NIDE warns against growing vulnerability to diabetes | Pakistan Today

NIDE warns against growing vulnerability to diabetes

Prof Dr M Zaman Shaikh, the Director of Dow University of Health Sciences’ National Institute of Diabetes and Endocrinology (NIDE), has warned that the diabetes epidemic in Pakistan is getting out of control.
Sharing the details of his ongoing research on Friday, he said that the World Health Day is being celebrated on Saturday with the theme of ‘Promote Healthy Lifestyle’, which is a grim reminder towards the sedentary lifestyle of the Pakistanis, making them vulnerable to different non-communicable diseases.
“Diabetes tops the list, with 10 percent of the people suffering from the condition and another 10 percent reporting with impaired glucose tolerance,” he said.

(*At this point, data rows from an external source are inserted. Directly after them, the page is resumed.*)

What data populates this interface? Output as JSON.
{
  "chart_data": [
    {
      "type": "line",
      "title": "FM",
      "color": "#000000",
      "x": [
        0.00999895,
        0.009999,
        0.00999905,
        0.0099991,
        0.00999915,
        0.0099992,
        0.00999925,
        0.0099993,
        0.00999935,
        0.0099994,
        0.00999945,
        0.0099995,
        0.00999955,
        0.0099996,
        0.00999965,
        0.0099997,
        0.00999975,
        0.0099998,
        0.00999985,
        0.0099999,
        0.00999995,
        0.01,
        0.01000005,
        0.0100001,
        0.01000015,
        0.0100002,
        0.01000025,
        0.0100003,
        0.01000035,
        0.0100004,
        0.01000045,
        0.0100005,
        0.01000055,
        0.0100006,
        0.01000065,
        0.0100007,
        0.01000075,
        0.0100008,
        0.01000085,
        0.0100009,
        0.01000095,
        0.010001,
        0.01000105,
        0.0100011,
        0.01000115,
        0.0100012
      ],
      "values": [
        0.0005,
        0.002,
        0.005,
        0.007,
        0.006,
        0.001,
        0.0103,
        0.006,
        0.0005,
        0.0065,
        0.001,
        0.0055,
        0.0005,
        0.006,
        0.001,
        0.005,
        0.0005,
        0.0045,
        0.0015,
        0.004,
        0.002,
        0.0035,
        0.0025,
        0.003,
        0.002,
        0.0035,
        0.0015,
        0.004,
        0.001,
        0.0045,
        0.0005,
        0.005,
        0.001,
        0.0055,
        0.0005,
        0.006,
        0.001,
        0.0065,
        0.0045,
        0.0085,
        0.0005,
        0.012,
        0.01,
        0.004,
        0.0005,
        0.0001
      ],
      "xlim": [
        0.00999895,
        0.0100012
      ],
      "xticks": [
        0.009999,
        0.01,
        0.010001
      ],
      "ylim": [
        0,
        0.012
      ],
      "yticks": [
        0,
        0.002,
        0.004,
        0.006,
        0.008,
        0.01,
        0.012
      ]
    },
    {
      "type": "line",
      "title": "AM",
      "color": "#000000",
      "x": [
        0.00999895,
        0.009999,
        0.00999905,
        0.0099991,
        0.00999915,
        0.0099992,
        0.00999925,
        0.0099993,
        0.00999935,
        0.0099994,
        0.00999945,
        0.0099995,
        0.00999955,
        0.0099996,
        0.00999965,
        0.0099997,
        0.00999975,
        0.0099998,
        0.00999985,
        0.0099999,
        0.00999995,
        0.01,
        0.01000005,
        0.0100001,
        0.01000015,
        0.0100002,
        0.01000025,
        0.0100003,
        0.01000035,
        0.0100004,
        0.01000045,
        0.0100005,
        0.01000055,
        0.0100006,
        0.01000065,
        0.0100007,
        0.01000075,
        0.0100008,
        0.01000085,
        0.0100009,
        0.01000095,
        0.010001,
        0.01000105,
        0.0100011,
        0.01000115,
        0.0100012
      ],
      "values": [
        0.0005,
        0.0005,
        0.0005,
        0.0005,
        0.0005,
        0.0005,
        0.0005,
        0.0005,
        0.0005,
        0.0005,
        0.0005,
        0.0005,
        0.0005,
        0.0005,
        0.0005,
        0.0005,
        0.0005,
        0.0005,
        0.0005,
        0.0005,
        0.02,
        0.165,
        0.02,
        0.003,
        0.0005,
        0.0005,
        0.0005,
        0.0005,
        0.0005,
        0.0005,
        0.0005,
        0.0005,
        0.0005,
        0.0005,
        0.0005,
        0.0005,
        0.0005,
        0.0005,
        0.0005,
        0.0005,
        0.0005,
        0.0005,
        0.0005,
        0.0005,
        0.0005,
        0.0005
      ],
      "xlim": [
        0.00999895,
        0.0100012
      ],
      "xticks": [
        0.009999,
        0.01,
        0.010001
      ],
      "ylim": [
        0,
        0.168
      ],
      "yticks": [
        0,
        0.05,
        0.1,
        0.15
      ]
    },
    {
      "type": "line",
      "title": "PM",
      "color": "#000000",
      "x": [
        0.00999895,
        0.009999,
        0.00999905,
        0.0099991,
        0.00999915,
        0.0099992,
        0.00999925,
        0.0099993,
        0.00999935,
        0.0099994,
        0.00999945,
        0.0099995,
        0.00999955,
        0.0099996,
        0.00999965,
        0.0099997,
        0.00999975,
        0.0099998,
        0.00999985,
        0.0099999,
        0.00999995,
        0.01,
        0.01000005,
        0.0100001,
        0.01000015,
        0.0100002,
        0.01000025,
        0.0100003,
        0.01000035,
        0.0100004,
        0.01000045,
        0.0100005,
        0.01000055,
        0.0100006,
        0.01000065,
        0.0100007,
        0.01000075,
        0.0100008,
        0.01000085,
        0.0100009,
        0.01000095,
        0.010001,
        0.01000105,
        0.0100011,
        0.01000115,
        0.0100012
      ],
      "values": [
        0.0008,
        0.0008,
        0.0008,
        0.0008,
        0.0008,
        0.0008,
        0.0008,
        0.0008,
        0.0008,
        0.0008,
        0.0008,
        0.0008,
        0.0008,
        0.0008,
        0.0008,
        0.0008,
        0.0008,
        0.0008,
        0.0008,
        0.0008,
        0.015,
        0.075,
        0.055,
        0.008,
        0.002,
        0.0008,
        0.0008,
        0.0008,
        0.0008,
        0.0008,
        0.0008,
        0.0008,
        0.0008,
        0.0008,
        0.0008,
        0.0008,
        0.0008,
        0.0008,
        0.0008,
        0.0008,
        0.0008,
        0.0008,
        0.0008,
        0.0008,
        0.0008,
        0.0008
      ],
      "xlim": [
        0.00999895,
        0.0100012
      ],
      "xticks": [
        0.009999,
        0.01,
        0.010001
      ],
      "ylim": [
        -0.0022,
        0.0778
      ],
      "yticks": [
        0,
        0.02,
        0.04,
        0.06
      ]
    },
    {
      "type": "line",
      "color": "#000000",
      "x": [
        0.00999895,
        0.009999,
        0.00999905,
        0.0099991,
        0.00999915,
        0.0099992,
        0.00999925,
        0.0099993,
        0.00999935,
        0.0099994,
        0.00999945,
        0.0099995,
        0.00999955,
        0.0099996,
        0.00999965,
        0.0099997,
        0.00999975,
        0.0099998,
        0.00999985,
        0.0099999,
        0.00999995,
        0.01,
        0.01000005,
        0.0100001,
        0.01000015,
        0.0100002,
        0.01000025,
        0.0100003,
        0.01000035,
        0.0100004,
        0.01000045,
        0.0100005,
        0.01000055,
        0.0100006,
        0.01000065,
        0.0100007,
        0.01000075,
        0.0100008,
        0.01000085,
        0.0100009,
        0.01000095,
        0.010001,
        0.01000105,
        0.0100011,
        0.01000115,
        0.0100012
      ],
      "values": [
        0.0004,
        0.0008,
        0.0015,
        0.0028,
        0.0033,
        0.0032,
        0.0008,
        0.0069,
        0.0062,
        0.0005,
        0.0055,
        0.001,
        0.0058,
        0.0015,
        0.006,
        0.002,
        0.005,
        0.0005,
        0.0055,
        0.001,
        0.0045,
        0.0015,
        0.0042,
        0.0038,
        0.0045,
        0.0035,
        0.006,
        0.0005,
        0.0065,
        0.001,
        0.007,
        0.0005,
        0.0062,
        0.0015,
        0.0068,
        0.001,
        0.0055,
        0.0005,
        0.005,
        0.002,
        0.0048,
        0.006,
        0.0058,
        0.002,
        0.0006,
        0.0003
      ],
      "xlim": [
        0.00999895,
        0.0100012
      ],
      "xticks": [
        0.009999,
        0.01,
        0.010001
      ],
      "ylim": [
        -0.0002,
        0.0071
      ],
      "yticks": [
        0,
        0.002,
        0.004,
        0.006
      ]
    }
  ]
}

Prof Shaikh said that approximately 95 percent of all diabetic patients are suffering from Type 2 diabetes mellitus caused due to an unhealthy lifestyle.
“Rampant prevalence of associated risk factors in our society makes its little surprising that diabetes is registered in people of all socioeconomic groups,” said the senior diabetologist.

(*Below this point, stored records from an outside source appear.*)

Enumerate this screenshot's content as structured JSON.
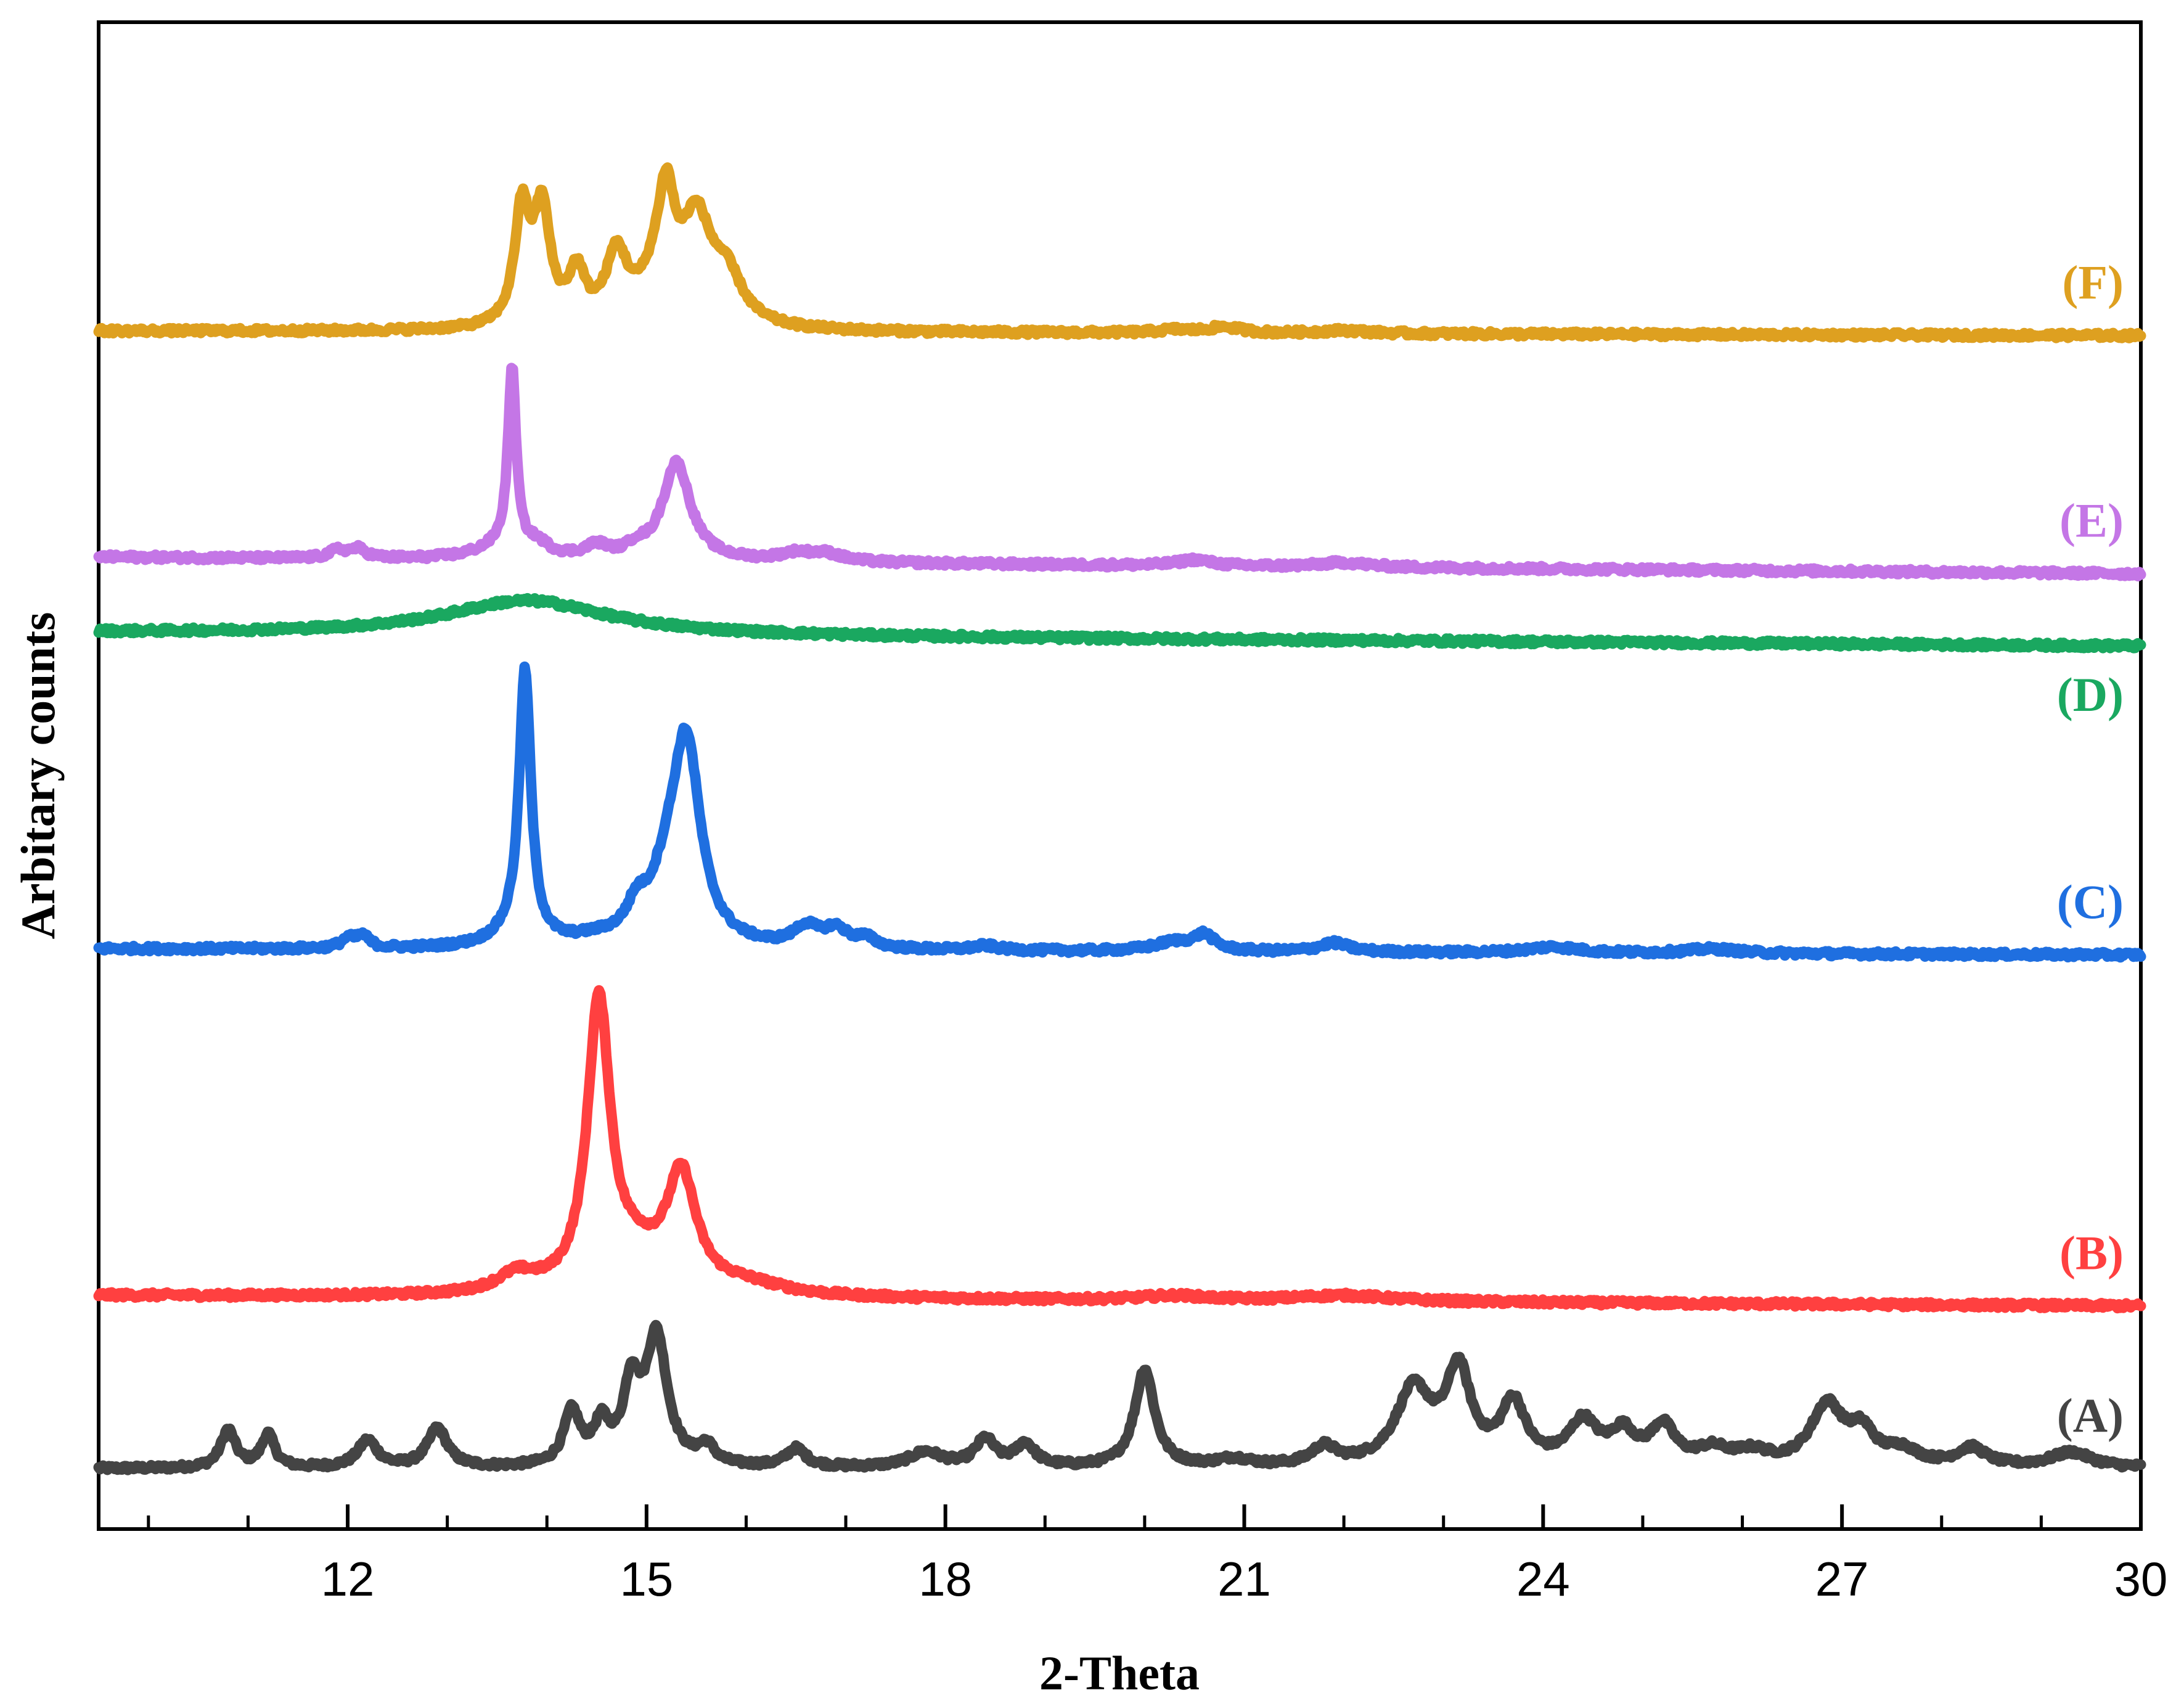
{
  "chart_data": {
    "type": "line",
    "xlabel": "2-Theta",
    "ylabel": "Arbitary counts",
    "xlim": [
      9.5,
      30
    ],
    "ylim": [
      0,
      100
    ],
    "x_ticks": [
      12,
      15,
      18,
      21,
      24,
      27,
      30
    ],
    "x_minor_step": 1,
    "y_ticks_shown": false,
    "grid": false,
    "legend": "labels at right end of each trace",
    "series": [
      {
        "name": "(A)",
        "color": "#444444",
        "baseline": 4,
        "end_offset": 0,
        "peaks": [
          [
            10.8,
            2.5,
            0.09
          ],
          [
            11.2,
            2.2,
            0.08
          ],
          [
            12.2,
            1.8,
            0.12
          ],
          [
            12.9,
            2.6,
            0.12
          ],
          [
            14.25,
            3.5,
            0.1
          ],
          [
            14.55,
            2.5,
            0.1
          ],
          [
            14.85,
            5,
            0.1
          ],
          [
            15.1,
            8.5,
            0.13
          ],
          [
            15.6,
            1.2,
            0.1
          ],
          [
            16.5,
            1.2,
            0.12
          ],
          [
            17.8,
            1,
            0.2
          ],
          [
            18.4,
            1.8,
            0.12
          ],
          [
            18.8,
            1.5,
            0.12
          ],
          [
            20.0,
            6.5,
            0.12
          ],
          [
            20.9,
            0.5,
            0.2
          ],
          [
            21.8,
            1.2,
            0.15
          ],
          [
            22.7,
            5,
            0.22
          ],
          [
            23.15,
            6,
            0.15
          ],
          [
            23.7,
            4,
            0.15
          ],
          [
            24.4,
            2.8,
            0.18
          ],
          [
            24.8,
            2,
            0.15
          ],
          [
            25.2,
            2.5,
            0.15
          ],
          [
            25.7,
            1,
            0.2
          ],
          [
            26.1,
            0.8,
            0.2
          ],
          [
            26.85,
            4,
            0.2
          ],
          [
            27.2,
            2,
            0.15
          ],
          [
            27.6,
            1,
            0.2
          ],
          [
            28.3,
            1.2,
            0.18
          ],
          [
            29.3,
            1,
            0.25
          ]
        ]
      },
      {
        "name": "(B)",
        "color": "#ff4040",
        "baseline": 15.5,
        "end_offset": -0.7,
        "peaks": [
          [
            13.7,
            1.2,
            0.25
          ],
          [
            14.52,
            19,
            0.14
          ],
          [
            14.9,
            2,
            0.3
          ],
          [
            15.35,
            7.5,
            0.18
          ],
          [
            16.0,
            0.7,
            0.5
          ],
          [
            20.3,
            0.3,
            0.4
          ],
          [
            22.0,
            0.4,
            0.6
          ]
        ]
      },
      {
        "name": "(C)",
        "color": "#1f6fe0",
        "baseline": 38.5,
        "end_offset": -0.4,
        "peaks": [
          [
            12.0,
            0.6,
            0.08
          ],
          [
            12.15,
            0.8,
            0.08
          ],
          [
            13.7,
            1,
            0.25
          ],
          [
            13.78,
            17.5,
            0.07
          ],
          [
            14.5,
            0.4,
            0.3
          ],
          [
            14.9,
            1.8,
            0.12
          ],
          [
            15.2,
            3,
            0.2
          ],
          [
            15.4,
            13,
            0.17
          ],
          [
            16.6,
            1.3,
            0.15
          ],
          [
            16.9,
            1.2,
            0.15
          ],
          [
            17.2,
            0.6,
            0.12
          ],
          [
            18.4,
            0.3,
            0.15
          ],
          [
            20.3,
            0.6,
            0.25
          ],
          [
            20.6,
            1,
            0.12
          ],
          [
            21.9,
            0.6,
            0.18
          ],
          [
            24.1,
            0.4,
            0.3
          ],
          [
            25.7,
            0.3,
            0.3
          ]
        ]
      },
      {
        "name": "(D)",
        "color": "#1aa860",
        "baseline": 59.5,
        "end_offset": -0.9,
        "peaks": [
          [
            13.8,
            2.3,
            1.0
          ]
        ]
      },
      {
        "name": "(E)",
        "color": "#c476e6",
        "baseline": 64.5,
        "end_offset": -1.1,
        "peaks": [
          [
            11.9,
            0.5,
            0.1
          ],
          [
            12.1,
            0.6,
            0.1
          ],
          [
            13.5,
            0.7,
            0.3
          ],
          [
            13.65,
            12,
            0.05
          ],
          [
            13.9,
            0.8,
            0.15
          ],
          [
            14.5,
            0.8,
            0.15
          ],
          [
            14.9,
            0.6,
            0.1
          ],
          [
            15.3,
            6.5,
            0.17
          ],
          [
            16.5,
            0.5,
            0.2
          ],
          [
            16.8,
            0.5,
            0.2
          ],
          [
            20.5,
            0.4,
            0.2
          ],
          [
            22.0,
            0.3,
            0.3
          ]
        ]
      },
      {
        "name": "(F)",
        "color": "#dea020",
        "baseline": 79.5,
        "end_offset": -0.3,
        "peaks": [
          [
            13.75,
            7.5,
            0.09
          ],
          [
            13.95,
            7.5,
            0.1
          ],
          [
            14.3,
            3.3,
            0.1
          ],
          [
            14.7,
            4.5,
            0.13
          ],
          [
            15.1,
            2.5,
            0.2
          ],
          [
            15.2,
            6.5,
            0.1
          ],
          [
            15.5,
            6.5,
            0.18
          ],
          [
            15.8,
            3,
            0.2
          ],
          [
            20.3,
            0.2,
            0.2
          ],
          [
            20.8,
            0.4,
            0.2
          ],
          [
            22.0,
            0.2,
            0.3
          ]
        ]
      }
    ]
  }
}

Identifying obesity as the most common risk factor among the people with diabetes or at a high risk to be inflicted with it, he said that the recent figures based on body mass index show that 37 percent of men and 79 percent of women with diabetes are obese.

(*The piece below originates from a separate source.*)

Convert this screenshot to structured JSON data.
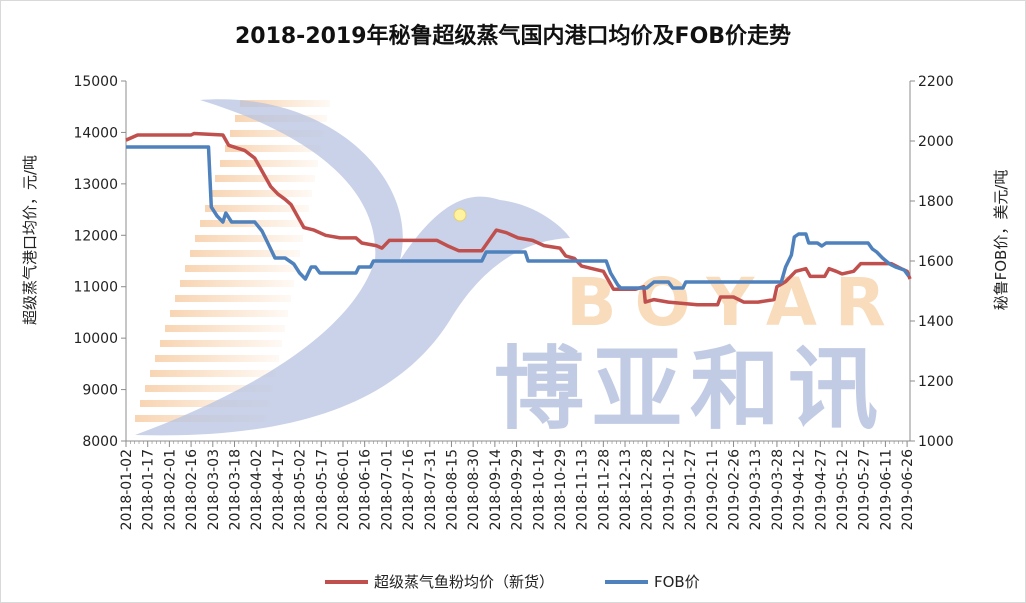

According to the waist-to-hip ratio, 79 percent of men and 96 percent of women with diabetes have central obesity, he mentioned.
The situation has become critical, as institutions specialising in diabetes care are limited in number and are concentrated in the big cities.
“There are no support personnel and very few diabetes specialised nurses and dieticians,” he said.
The diabetologist also mentioned that family physicians have little time for counselling.
All these factors have been compounded by cultural practices in the country that demand extraordinary measures to control the situation, he said.
Dr Shaikh also reminded that since public medical services and insurance are lacking, therefore, diagnosis of diabetes in a low- or middle-income country often drag the entire families into poverty.